Mozambique government plans to reduce deficit from 8% to 2.6% of GDP in three years
The chief economist of the Standard Bank has told Lusa that the Mozambican government needs to maintain strong budgetary discipline and warned that next year will be very important for the Mozambican economy.
“Next year will be very important from an economic point of view, especially since two major natural gas projects are expected to reach the Final Investment Decision phase, with an investment decision potential of $55 billion for a economy of $12.5 billion, so it is substantial,” Fáusio Mussa told Lusa.
In an interview with Lusa about the economic outlook for the country, the Standard Bank’s chief economist said, “these investments, if they go ahead, open up room for the country to substantially develop the energy potential that is natural gas,” and, “obviously this can make it possible to improve the government’s initiative to stabilise the economy, i.e. to ensure stable inflation and a stable exchange rate and create a basis for the economy to start growing at a fast pace.”

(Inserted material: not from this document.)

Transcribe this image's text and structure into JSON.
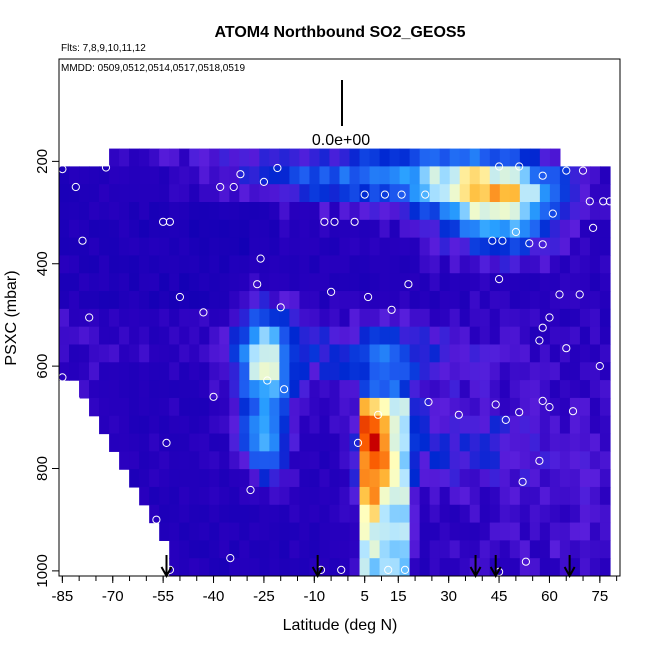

He also noted that debt renegotiation is a key issue for Mozambique, not only because of international credibility, but also because of the fiscal space that it opens up for investments in projects that help accelrate the country’s economy.
“Beyond these two factors [debt renegotiation and the Final Investment Decision], what we can deduce from the decision to keep the interest rate unchanged is that strong fiscal discipline must be maintained, no matter what happens in the renegotiation of debt or in natural gas projects,” Mussa argued.
The Mozambican government, he said, “has to keep the budget deficit under control to allow some level of consolidation,” despite the fact that next year is an election year and, traditionally, public spending increases.
“I believe that, obviously, as an election year, there will be pressure in that respect from a budgetary point of view, but at the same time I notice that there has been a great effort made, including in the State Budget itself, to keep a check on these variables,” concluded the Standard Bank’s chief economist in Maputo.